University years are billed as the best time of our lives. An era looked forward to with anticipation; years filled to the brim with funny memories, treasured for a lifetime; but unfortunately, the process of actually getting to university can be stressful and, frankly, not so enjoyable.

Exam stress is a term we hear all over the place. For me, stress at exam time was really real - and, like many others, my health suffered as a result of the pressure I put myself under.

However, while preparing for and sitting exams, we also have to go through a lengthy university application process. It usually begins around Christmas time when we're already drowning in work in preparation for prelims/mocks.

It takes time, with lots of questions, forms and sometimes interviews to go through. Admittedly, there were times I felt pretty overwhelmed by it all. However, having learnt some ways to try and manage exam stress from sitting previous exams, I did my best to try and implement some of these coping methods.

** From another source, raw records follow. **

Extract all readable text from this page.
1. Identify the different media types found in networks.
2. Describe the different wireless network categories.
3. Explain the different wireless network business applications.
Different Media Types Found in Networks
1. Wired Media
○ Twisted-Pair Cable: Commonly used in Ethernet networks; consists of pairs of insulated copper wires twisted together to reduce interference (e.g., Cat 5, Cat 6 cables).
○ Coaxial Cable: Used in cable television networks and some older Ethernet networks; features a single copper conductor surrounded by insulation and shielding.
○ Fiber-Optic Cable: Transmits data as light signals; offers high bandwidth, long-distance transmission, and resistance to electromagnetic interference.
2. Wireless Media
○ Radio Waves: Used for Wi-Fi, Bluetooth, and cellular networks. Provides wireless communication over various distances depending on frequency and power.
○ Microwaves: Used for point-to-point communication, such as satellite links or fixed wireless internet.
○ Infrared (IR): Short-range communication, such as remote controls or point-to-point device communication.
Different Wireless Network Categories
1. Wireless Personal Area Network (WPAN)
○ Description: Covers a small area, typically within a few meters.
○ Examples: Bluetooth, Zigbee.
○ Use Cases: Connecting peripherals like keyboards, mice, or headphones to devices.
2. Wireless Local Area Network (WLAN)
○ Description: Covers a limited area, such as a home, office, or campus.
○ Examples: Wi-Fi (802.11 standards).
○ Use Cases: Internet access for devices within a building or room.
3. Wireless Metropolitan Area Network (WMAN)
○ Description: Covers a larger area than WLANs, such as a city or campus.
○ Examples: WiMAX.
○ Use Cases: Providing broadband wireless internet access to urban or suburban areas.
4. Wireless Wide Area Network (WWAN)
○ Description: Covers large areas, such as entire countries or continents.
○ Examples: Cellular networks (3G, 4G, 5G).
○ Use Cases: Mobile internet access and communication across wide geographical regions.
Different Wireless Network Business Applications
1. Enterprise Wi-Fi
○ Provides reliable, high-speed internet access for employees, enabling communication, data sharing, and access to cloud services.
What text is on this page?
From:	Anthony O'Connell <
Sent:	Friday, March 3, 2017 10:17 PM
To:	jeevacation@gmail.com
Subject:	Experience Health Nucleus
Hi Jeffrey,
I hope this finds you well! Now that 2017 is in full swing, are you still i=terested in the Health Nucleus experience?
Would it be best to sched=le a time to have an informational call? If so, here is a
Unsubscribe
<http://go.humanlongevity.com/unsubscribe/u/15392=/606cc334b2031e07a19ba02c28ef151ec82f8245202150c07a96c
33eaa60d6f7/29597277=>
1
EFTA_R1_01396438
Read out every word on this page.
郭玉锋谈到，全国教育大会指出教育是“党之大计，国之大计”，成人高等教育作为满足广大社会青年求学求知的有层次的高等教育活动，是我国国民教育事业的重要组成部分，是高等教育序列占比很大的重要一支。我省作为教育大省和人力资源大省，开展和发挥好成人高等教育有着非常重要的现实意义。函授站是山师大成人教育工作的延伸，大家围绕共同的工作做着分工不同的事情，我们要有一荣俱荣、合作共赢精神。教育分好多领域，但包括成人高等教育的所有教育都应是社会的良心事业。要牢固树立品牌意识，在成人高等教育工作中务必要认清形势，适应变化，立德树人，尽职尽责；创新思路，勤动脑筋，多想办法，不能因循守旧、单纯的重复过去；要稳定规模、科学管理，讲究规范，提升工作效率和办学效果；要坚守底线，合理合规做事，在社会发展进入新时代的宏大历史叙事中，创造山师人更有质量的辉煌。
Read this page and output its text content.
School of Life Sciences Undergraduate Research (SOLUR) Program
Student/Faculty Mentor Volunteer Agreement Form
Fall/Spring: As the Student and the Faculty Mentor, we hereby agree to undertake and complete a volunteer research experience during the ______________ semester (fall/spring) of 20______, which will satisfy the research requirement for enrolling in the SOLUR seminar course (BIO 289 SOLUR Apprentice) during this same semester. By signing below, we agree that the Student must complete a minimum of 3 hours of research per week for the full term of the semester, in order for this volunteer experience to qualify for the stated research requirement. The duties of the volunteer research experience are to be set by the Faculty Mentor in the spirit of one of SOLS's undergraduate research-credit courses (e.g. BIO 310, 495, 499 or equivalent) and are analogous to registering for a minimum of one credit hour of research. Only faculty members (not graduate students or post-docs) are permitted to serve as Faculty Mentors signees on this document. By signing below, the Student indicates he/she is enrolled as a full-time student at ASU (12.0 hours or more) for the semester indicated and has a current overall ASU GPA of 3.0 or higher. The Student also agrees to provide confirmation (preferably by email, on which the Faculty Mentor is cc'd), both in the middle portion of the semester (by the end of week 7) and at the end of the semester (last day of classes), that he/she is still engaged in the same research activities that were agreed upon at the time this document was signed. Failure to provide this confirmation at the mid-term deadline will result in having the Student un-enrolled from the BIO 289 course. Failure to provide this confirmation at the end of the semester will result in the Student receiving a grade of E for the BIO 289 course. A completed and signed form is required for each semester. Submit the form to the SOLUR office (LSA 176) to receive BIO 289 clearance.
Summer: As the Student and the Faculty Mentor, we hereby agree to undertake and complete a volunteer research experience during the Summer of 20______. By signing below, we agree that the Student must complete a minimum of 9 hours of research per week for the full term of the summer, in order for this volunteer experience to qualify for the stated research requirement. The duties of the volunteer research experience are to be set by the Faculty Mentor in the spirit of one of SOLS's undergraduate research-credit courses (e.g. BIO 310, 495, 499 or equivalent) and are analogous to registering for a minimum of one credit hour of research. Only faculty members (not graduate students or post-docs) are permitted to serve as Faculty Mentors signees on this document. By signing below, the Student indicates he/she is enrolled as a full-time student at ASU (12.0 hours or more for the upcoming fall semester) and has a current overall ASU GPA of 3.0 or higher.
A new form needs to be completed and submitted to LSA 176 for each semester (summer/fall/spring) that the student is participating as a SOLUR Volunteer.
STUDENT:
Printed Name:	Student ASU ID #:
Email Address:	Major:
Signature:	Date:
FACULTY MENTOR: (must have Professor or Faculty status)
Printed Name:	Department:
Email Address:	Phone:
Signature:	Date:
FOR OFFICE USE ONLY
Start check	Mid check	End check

Looking back, I think my top tip in managing those feelings of stress is to make sure you don't pin all your hopes on one option and refuse to consider anything else. By applying to several different courses and universities, as well as considering things like apprenticeships, you can reduce that really intense pressure to achieve one particular thing.

Definitely set realistic goals - and make sure to include both ambitious and what you might see as safe options.

Another great generator of stress for students is money problems. For every student, managing big loans and making sensible decisions with money is a massive responsibility.

A really useful idea, especially for those moving away to university, is to learn a bit about how to manage money.

My school ran a student money course to help us, and after this, I actually took time to look over some great resources online with advice on handling money as a student.

Do some research - I know it sounds boring but it's actually really helpful. It will be tempting to spend all your student loan in the first two weeks, but nobody wants you living on beans.

Now, this might sound all doom and gloom, but despite the stressful nature of the system, there are definitely lots of ways to cope.

Whether you're about to start university like me, or you're still awaiting your GCSE results, try not to panic.

I've found that the best remedy for stress is simply to take a deep breath, be flexible and keep everything in perspective.

Now I know that next month, when I first set foot on campus as an undergraduate, it's all going to be worth it.